How does the upgrade to the old myo xp compare to the new my rxp? Is it the same brightness? If not is there a brighter led that can be installed in the myo?


----------



## Alan B (Feb 5, 2009)

problemchild200 said:


> Thanks.....
> I just ordered an h60. I will sell my myo.



The Myo RXP and the H60 are both nice headlamps. The Myo has a bit more flexibility with 3 of 10 selectable levels and selectable flood/throw, whereas the h60 has great flood and nice runtime.
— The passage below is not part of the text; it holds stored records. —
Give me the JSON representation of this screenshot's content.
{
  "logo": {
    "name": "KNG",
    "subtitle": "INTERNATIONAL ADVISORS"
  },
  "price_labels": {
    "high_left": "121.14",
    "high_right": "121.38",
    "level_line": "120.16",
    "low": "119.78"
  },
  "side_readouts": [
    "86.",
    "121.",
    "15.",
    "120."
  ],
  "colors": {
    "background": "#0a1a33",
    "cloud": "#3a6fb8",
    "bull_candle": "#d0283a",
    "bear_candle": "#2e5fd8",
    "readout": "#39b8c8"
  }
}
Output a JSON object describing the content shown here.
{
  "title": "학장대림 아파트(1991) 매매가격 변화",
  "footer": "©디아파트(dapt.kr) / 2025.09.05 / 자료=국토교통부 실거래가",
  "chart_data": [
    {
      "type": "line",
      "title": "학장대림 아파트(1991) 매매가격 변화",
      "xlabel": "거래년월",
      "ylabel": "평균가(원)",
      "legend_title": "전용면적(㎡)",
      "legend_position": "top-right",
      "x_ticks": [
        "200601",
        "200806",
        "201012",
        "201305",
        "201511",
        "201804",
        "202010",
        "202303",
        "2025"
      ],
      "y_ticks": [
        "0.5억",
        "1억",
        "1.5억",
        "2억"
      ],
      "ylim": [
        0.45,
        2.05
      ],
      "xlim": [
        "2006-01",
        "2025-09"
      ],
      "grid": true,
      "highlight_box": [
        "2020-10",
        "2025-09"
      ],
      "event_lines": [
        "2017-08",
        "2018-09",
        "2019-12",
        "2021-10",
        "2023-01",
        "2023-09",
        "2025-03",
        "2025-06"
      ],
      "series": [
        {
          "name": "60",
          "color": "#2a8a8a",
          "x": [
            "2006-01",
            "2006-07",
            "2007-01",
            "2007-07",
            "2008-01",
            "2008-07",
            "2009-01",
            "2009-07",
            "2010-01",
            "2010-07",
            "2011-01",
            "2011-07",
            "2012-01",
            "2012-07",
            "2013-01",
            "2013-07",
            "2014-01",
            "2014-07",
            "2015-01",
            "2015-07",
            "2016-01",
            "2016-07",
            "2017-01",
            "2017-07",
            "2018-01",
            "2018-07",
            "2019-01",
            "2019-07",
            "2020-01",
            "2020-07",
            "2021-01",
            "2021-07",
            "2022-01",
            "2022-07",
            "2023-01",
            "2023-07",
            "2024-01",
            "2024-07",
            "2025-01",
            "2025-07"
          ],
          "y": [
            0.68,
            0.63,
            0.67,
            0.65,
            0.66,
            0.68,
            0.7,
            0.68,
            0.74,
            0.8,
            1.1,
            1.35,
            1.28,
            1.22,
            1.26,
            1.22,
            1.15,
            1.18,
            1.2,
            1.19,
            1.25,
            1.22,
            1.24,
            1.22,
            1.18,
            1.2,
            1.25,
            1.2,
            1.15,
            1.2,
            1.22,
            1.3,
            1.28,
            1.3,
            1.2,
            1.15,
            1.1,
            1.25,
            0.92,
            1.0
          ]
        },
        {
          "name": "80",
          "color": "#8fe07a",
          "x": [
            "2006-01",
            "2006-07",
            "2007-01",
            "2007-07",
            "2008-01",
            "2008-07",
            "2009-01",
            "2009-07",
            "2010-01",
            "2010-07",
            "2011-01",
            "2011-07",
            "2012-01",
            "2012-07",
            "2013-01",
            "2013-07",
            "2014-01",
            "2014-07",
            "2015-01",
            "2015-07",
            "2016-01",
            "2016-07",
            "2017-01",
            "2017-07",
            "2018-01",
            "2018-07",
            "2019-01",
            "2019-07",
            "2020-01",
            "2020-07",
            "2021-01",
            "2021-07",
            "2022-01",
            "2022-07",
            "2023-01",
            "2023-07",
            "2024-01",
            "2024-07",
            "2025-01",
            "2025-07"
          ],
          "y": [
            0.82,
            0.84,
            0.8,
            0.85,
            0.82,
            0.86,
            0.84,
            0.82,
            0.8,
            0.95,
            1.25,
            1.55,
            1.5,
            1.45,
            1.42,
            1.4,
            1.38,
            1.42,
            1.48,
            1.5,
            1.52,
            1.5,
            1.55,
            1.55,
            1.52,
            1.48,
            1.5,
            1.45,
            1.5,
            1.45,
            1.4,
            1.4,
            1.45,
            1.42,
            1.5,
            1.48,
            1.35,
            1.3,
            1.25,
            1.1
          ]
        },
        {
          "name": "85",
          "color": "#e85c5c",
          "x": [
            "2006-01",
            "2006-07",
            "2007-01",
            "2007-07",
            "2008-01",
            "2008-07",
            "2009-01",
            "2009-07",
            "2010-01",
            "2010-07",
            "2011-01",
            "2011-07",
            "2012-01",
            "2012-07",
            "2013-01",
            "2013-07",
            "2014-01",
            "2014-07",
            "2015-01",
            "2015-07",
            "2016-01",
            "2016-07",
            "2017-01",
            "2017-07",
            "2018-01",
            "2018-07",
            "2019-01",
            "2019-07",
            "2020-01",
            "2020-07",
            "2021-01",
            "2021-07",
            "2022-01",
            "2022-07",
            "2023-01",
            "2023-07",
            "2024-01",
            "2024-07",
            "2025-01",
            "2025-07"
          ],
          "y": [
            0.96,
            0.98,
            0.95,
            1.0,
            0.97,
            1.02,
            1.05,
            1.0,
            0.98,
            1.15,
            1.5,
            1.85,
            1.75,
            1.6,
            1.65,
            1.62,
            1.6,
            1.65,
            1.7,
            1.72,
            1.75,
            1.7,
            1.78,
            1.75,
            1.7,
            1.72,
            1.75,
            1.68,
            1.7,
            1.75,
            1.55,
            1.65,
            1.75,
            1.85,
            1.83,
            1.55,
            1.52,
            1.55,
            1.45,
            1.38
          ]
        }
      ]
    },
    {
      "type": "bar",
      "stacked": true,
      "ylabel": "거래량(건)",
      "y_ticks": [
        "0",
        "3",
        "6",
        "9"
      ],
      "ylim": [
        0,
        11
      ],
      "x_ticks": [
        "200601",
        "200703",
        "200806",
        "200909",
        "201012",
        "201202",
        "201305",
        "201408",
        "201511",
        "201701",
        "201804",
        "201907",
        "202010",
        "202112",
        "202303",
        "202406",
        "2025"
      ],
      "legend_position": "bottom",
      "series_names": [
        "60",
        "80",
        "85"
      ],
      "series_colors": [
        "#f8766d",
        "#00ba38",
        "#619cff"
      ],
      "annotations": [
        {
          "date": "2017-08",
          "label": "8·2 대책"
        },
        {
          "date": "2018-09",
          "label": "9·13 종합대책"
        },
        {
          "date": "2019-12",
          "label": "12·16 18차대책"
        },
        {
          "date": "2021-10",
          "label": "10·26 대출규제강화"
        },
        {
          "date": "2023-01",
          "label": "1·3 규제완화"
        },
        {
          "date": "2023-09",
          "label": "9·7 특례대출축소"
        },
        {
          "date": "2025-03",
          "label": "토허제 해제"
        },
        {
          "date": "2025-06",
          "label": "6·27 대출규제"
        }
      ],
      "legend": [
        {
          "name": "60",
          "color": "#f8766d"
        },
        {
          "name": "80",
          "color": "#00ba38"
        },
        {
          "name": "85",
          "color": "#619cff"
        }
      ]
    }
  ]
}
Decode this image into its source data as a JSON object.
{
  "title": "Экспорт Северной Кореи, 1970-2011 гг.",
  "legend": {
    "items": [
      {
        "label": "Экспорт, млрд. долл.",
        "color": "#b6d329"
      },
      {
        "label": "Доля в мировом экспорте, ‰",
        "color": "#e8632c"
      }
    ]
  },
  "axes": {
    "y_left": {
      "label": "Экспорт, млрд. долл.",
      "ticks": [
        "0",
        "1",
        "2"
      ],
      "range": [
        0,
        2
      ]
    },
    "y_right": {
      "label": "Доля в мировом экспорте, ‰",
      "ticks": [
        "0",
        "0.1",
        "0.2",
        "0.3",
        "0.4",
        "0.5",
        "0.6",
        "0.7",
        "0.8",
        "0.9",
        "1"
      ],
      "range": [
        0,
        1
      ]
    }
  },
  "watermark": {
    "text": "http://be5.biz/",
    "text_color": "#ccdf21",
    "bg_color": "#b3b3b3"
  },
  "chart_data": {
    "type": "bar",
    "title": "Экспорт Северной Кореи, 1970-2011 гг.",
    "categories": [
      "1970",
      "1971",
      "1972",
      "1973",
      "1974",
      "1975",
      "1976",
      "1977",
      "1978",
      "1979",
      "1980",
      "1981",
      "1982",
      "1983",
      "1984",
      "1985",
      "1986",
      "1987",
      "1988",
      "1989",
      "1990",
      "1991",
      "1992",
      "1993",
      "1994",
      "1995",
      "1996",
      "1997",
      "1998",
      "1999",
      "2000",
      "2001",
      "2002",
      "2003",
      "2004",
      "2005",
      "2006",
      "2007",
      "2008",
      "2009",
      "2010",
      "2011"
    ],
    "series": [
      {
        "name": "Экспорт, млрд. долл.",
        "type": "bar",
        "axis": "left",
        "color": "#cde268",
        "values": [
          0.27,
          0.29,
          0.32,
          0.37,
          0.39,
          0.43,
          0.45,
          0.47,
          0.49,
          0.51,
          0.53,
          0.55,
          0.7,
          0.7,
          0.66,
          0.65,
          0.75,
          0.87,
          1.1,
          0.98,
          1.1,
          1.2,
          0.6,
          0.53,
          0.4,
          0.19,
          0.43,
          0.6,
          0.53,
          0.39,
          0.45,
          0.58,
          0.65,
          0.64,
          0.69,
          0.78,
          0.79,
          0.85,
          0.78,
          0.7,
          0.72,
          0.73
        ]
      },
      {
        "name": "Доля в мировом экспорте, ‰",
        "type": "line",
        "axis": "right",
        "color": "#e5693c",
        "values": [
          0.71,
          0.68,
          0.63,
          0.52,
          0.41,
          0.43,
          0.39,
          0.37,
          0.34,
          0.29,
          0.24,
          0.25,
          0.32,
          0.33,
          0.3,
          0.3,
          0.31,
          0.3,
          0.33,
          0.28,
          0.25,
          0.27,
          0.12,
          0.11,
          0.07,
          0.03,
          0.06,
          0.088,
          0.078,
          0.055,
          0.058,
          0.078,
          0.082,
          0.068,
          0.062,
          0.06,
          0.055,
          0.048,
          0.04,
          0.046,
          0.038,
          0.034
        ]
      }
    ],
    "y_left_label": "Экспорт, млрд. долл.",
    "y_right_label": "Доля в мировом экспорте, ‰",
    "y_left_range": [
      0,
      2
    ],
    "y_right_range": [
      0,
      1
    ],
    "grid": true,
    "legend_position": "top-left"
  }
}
I've done the SSC P4 mod to the Myo XP and I don't think it is quite as bright as the Myo RXP, but it was definitely an improvement over the XP. I used the DX LED but they do vary.


----------



## Szemhazai (Feb 6, 2009)

problemchild200 said:


> How does the upgrade to the old myo xp compare to the new my rxp? Is it the same brightness? If not is there a brighter led that can be installed in the myo?



How would you like to compare it... 

*RXP* vs Myo *XP '08*
*800mA * vs *300mA*


----------



## problemchild200 (Feb 6, 2009)

Szemhazai said:


> How would you like to compare it...
> 
> *RXP* vs Myo *XP '08*
> *800mA * vs *300mA*




Is that the sscp4 upgraded light against the rxp or the "stock" xp ?

Im looking for an "UPGRADED" sscp4 beamshot against the rxp.

Can you use rechargable lithiums in the xp sscp4?


----------



## tnuckels (Feb 6, 2009)

problemchild200 said:


> Is that the sscp4 upgraded light against the rxp or the "stock" xp ?
> 
> Im looking for an "UPGRADED" sscp4 beamshot against the rxp.


 
If I’m not mistaken, the ’08 XP has an SSC P4 in it, vs. the older models that had a LuxIII. 

Read: stock ’08 ≈ earlier models upgraded with SSC P4.

So, in effect you are seeing the comparison you asked for, kindly provided by *Szemhazai*. Lucky you. 




problemchild200 said:


> Can you use rechargable lithiums in the xp sscp4?


 

Ya’ want fries wit dat too?


----------



## Alan B (Feb 6, 2009)

tnuckels said:


> Originally Posted by *problemchild200*
> 
> 
> _Can you use rechargable lithiums in the xp sscp4?_
> ...



So if anyone wants to put 3.7*3 = 11.1V into their 4.5V headlamp they're probably going to have a very short test. The XP is not even rated to handle disposable lithium AAs which are 1.7V, so going to 3.7V rechargeables is not likely to be pretty.


----------



## Alan B (Feb 6, 2009)

Szemhazai said:


> How would you like to compare it...
> 
> *RXP* vs Myo *XP '08*
> *800mA * vs *300mA*
> ...



Thanks for the beamshots. And the current measurements. Quite an increase in both of them.


----------